Bastion is one of those games that has been near the top of my backlog for years. From all accounts, it was a hit when it debuted on the Xbox 360 on July 20, 2011, and in the years since, it has gone on to appear on damn near every platform, like an indie version of Resident Evil 4 or Skyrim. I first acquired it through a Humble Bundle in May 2012 and have checked it out a few times since, but never for more than a half-hour or so. In fact, I’ve spent more time listening to the soundtrack in the intervening years than actually playing the game! Obviously I think the soundtrack is great, but hey, it turns out the game is pretty good, too!
As a fan of games like Ys: The Vanished Omens and Soul Blazer, Bastion’s action-RPG combat was right up my alley. Playing as the Kid, one of the few survivors of the Calamity, I ventured out into the world to recover cores to power the Bastion. The game’s namesake was a floating landmass that served as a safe haven in the wake of a mysterious apocalyptic event, and in terms of gameplay acted as a home base for me. Via the Bastion, I accessed a variety of distinct stages, each generally containing a core and a new weapon. On average, these stages took about twenty minutes to complete and contained numerous fiends for me to hack and slash, or nail with a variety of ranged weapons.
The weapons didn’t alter the core hack and slash gameplay, but it was a drastically different experience depending on my loadout. The Mar Machete, whose fast weak swipes allowed me to hammer the attack button, resulted in different combat strategies than say, the Cael Hammer, whose swings and pounds were much more deliberate. A second weapon slot allowed the combat flow to be further tailored to my liking. I generally relied on the Breaker’s Bow for backup. It was a standard bow that had a fun mechanic granting a powerful shot if I released an arrow at just the right moment, kind of like the Active Reload from Gears of War. Together with the War Machete, I was equally prepared if foes were across the map or at arms’ length.
The Breaker’s Bow was one of the first weapons in the Kid’s arsenal, and once I came across the War Machete, my loadout was essentially complete. By sticking to this combination though, I think I stripped some of the enjoyment out of the game; combat grew tedious. Honestly, while I loved the fast-paced swipes of the War Machete, it may have been the most boring weapon in the game. I still experimented with each weapon though; when the Kid found a new weapon, I pretty much had to complete that stage with it. And, there were also weapon specific Proving Grounds stages, which offered unique challenges and tiers of rewards based on my performance. But, knowing that each stage was going to introduce a new weapon, and that I wouldn’t have much time to test drive it before another was introduced, became overwhelming.

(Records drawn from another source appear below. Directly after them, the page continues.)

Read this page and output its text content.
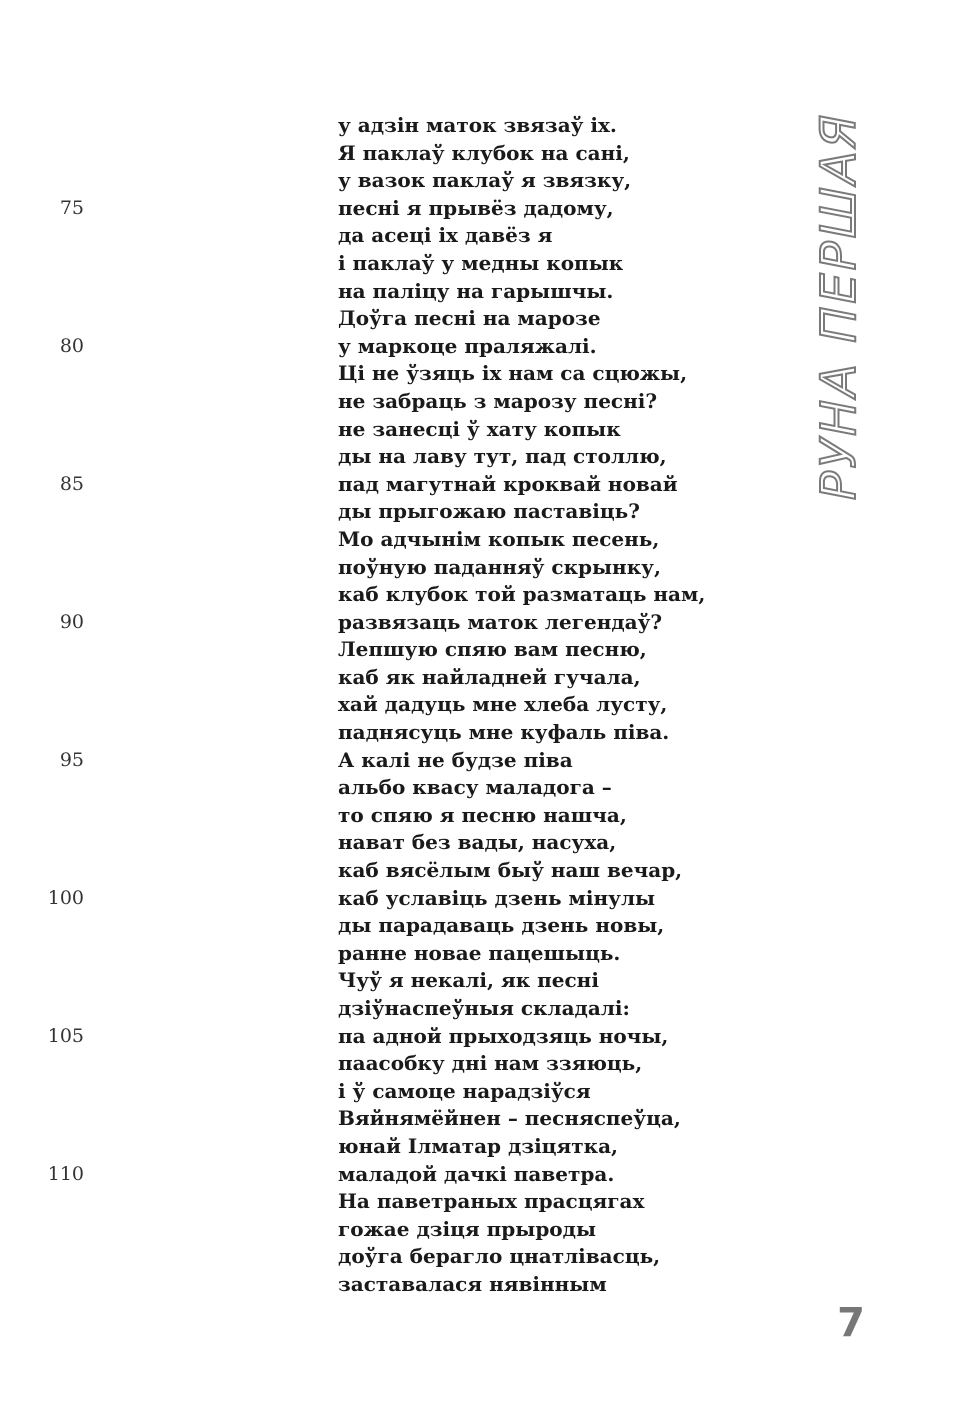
РУНА ПЕРШАЯ
у адзін маток звязаў іх.
Я паклаў клубок на сані,
у вазок паклаў я звязку,
75	песні я прывёз дадому,
да асеці іх давёз я
і паклаў у медны копык
на паліцу на гарышчы.
Доўга песні на марозе
80	у маркоце праляжалі.
Ці не ўзяць іх нам са сцюжы,
не забраць з марозу песні?
не занесці ў хату копык
ды на лаву тут, пад столлю,
85	пад магутнай кроквай новай
ды прыгожаю паставіць?
Мо адчынім копык песень,
поўную паданняў скрынку,
каб клубок той разматаць нам,
90	развязаць маток легендаў?
Лепшую спяю вам песню,
каб як найладней гучала,
хай дадуць мне хлеба лусту,
паднясуць мне куфаль піва.
95	А калі не будзе піва
альбо квасу маладога –
то спяю я песню нашча,
нават без вады, насуха,
каб вясёлым быў наш вечар,
100	каб уславіць дзень мінулы
ды парадаваць дзень новы,
ранне новае пацешыць.
Чуў я некалі, як песні
дзіўнаспеўныя складалі:
105	па адной прыходзяць ночы,
паасобку дні нам ззяюць,
і ў самоце нарадзіўся
Вяйнямёйнен – песняспеўца,
юнай Ілматар дзіцятка,
110	маладой дачкі паветра.
На паветраных прасцягах
гожае дзіця прыроды
доўга берагло цнатлівасць,
заставалася нявінным
7
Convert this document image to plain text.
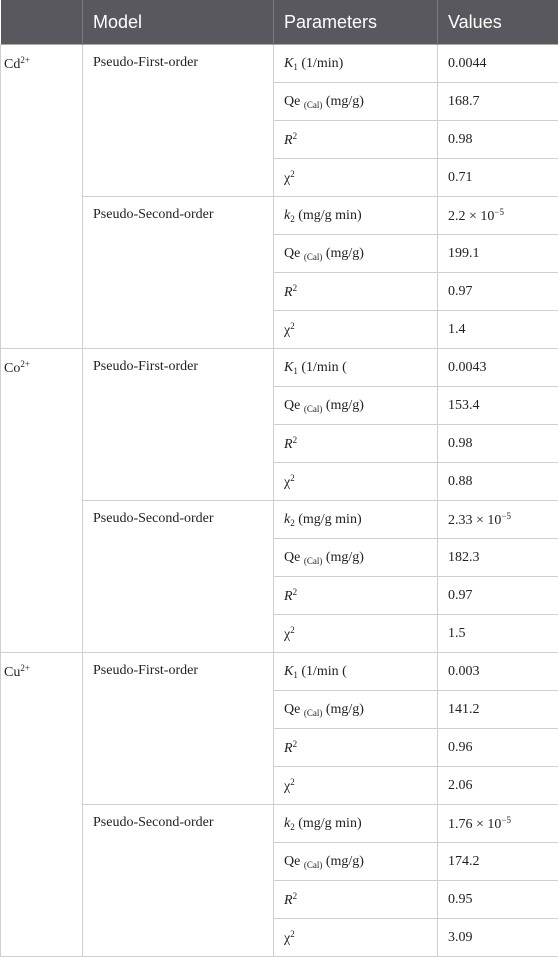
	Model	Parameters	Values
$Cd^{2+}$	Pseudo-First-order	$K_1$ (1/min)	0.0044
		Qe $_{(Cal)}$ (mg/g)	168.7
		$R^2$	0.98
		$\chi^2$	0.71
	Pseudo-Second-order	$k_2$ (mg/g min)	$2.2 \times 10^{-5}$
		Qe $_{(Cal)}$ (mg/g)	199.1
		$R^2$	0.97
		$\chi^2$	1.4
$Co^{2+}$	Pseudo-First-order	$K_1$ (1/min (	0.0043
		Qe $_{(Cal)}$ (mg/g)	153.4
		$R^2$	0.98
		$\chi^2$	0.88
	Pseudo-Second-order	$k_2$ (mg/g min)	$2.33 \times 10^{-5}$
		Qe $_{(Cal)}$ (mg/g)	182.3
		$R^2$	0.97
		$\chi^2$	1.5
$Cu^{2+}$	Pseudo-First-order	$K_1$ (1/min (	0.003
		Qe $_{(Cal)}$ (mg/g)	141.2
		$R^2$	0.96
		$\chi^2$	2.06
	Pseudo-Second-order	$k_2$ (mg/g min)	$1.76 \times 10^{-5}$
		Qe $_{(Cal)}$ (mg/g)	174.2
		$R^2$	0.95
		$\chi^2$	3.09
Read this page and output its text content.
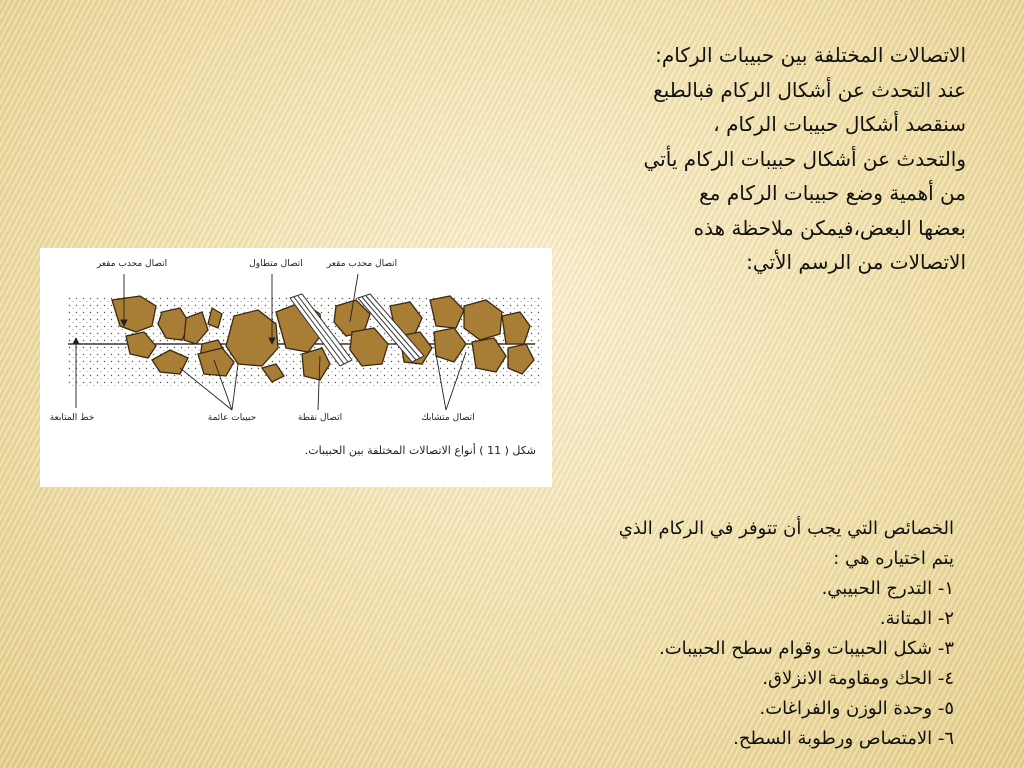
الاتصالات المختلفة بين حبيبات الركام:
عند التحدث عن أشكال الركام فبالطبع
سنقصد أشكال حبيبات الركام ،
والتحدث عن أشكال حبيبات الركام يأتي
من أهمية وضع حبيبات الركام مع
بعضها البعض،فيمكن ملاحظة هذه
الاتصالات من الرسم الأتي:
اتصال محدب مقعر	اتصال متطاول	اتصال محدب مقعر
خط المتابعة	حبيبات عائمة	اتصال نقطة	اتصال متشابك
شكل ( 11 ) أنواع الاتصالات المختلفة بين الحبيبات.
الخصائص التي يجب أن تتوفر في الركام الذي
يتم اختياره هي :
١- التدرج الحبيبي.
٢- المتانة.
٣- شكل الحبيبات وقوام سطح الحبيبات.
٤- الحك ومقاومة الانزلاق.
٥- وحدة الوزن والفراغات.
٦- الامتصاص ورطوبة السطح.
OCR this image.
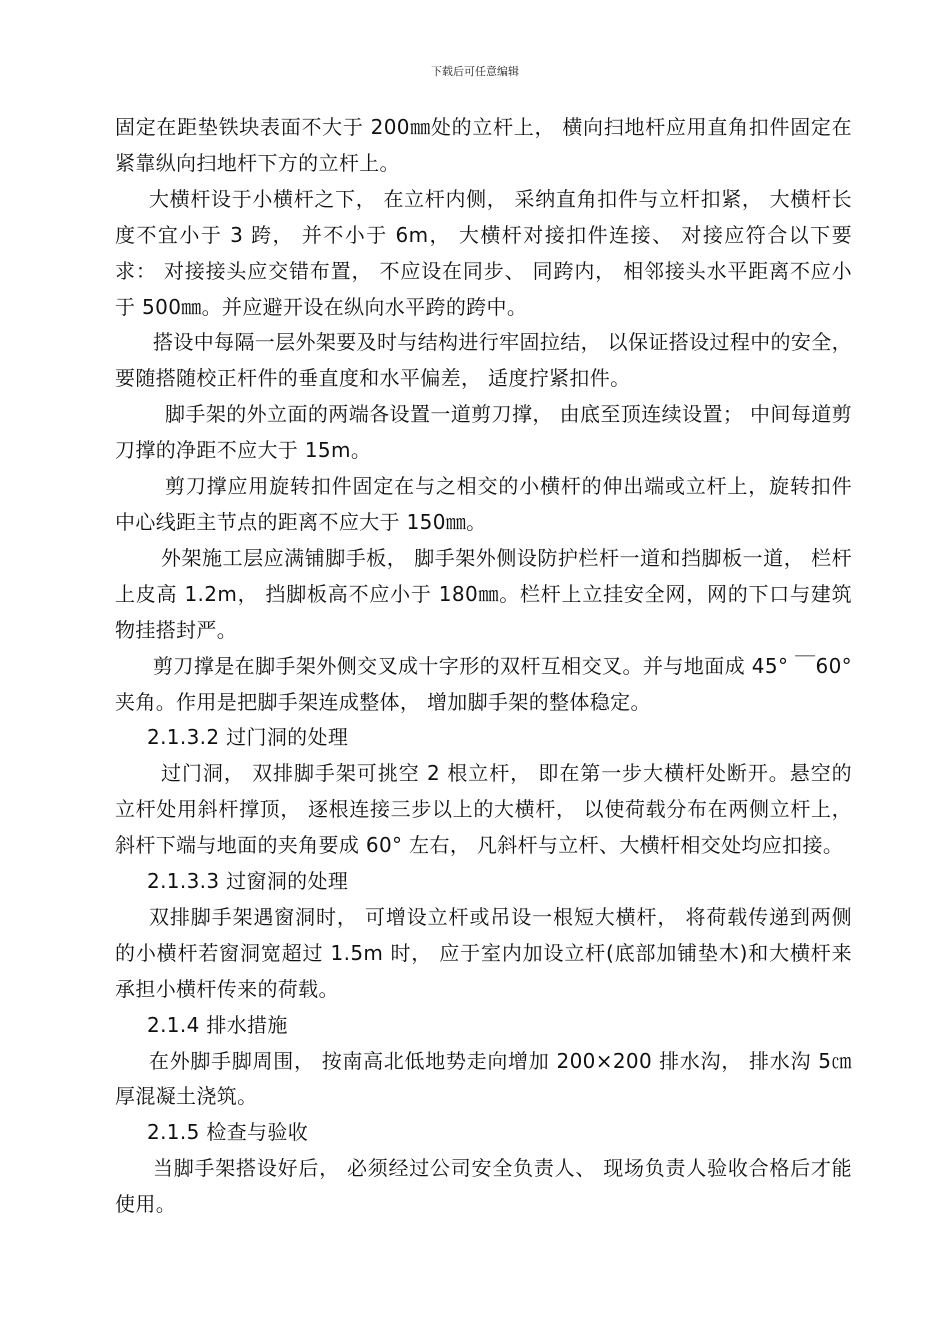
下载后可任意编辑

固定在距垫铁块表面不大于 200㎜处的立杆上， 横向扫地杆应用直角扣件固定在紧靠纵向扫地杆下方的立杆上。

大横杆设于小横杆之下， 在立杆内侧， 采纳直角扣件与立杆扣紧， 大横杆长度不宜小于 3 跨， 并不小于 6m， 大横杆对接扣件连接、 对接应符合以下要求： 对接接头应交错布置， 不应设在同步、 同跨内， 相邻接头水平距离不应小于 500㎜。并应避开设在纵向水平跨的跨中。

搭设中每隔一层外架要及时与结构进行牢固拉结， 以保证搭设过程中的安全， 要随搭随校正杆件的垂直度和水平偏差， 适度拧紧扣件。

脚手架的外立面的两端各设置一道剪刀撑， 由底至顶连续设置； 中间每道剪刀撑的净距不应大于 15m。

剪刀撑应用旋转扣件固定在与之相交的小横杆的伸出端或立杆上，旋转扣件中心线距主节点的距离不应大于 150㎜。

外架施工层应满铺脚手板， 脚手架外侧设防护栏杆一道和挡脚板一道， 栏杆上皮高 1.2m， 挡脚板高不应小于 180㎜。栏杆上立挂安全网，网的下口与建筑物挂搭封严。

剪刀撑是在脚手架外侧交叉成十字形的双杆互相交叉。并与地面成 45° ￣60° 夹角。作用是把脚手架连成整体， 增加脚手架的整体稳定。

2.1.3.2 过门洞的处理

过门洞， 双排脚手架可挑空 2 根立杆， 即在第一步大横杆处断开。悬空的立杆处用斜杆撑顶， 逐根连接三步以上的大横杆， 以使荷载分布在两侧立杆上， 斜杆下端与地面的夹角要成 60° 左右， 凡斜杆与立杆、大横杆相交处均应扣接。

2.1.3.3 过窗洞的处理

双排脚手架遇窗洞时， 可增设立杆或吊设一根短大横杆， 将荷载传递到两侧的小横杆若窗洞宽超过 1.5m 时， 应于室内加设立杆(底部加铺垫木)和大横杆来承担小横杆传来的荷载。

2.1.4 排水措施

在外脚手脚周围， 按南高北低地势走向增加 200×200 排水沟， 排水沟 5㎝厚混凝土浇筑。

2.1.5 检查与验收

当脚手架搭设好后， 必须经过公司安全负责人、 现场负责人验收合格后才能使用。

At some point, an hour or so in, it was just easier to fall back on my trusty loadout. Since I was proficient with the War Machete and Breaker’s Bow, I’d be able to complete the game with less resistance and I wouldn’t have to think about new weapon pairings. Essentially, my playthrough of Bastion devolved into a chore. Instead of relaxing, and playing it because I wanted to for so long, I was just trying to reach the end so I could check it off my backlog. I’ve done this before, as recently as my playthrough of The Legend of Zelda: Link’s Awakening, and as in that case, there was something else vying for my attention. No, not Pokémon Sword! It was actually a genealogical binge, brought about while digitizing a family photo album. Considering the personal importance of this activity, there’s really little else that could’ve been able to compete for my free time. If I was smart, I would’ve shelved Bastion for another week, and started it when I could give it my full attention.
So, was Bastion a good game? Most definitely! Even though I turned it into a chore, I can’t deny the action-RPG combat was refreshingly varied. It wasn’t all about hacking and slashing, though. Returning cores to the Bastion and building it up with new shops, in turn helping to build out the Kid’s abilities, was a rewarding gameplay loop in itself. Fully powering the Bastion was the ultimate objective, but unraveling the mystery of the Calamity was just as important. Rucks, a fellow survivor, narrated backstory and world building tidbits as I progressed through stages, in addition to cleverly commenting on what I was doing at that moment; usually, it was falling from a ledge. And all the while, Darren Korb’s self-described acoustic frontier trip hop soundtrack solidified an identity for the world of Bastion. So yeah, it was a pretty good game. And one of these days, I’ll start a New Game Plus playthrough and really enjoy it.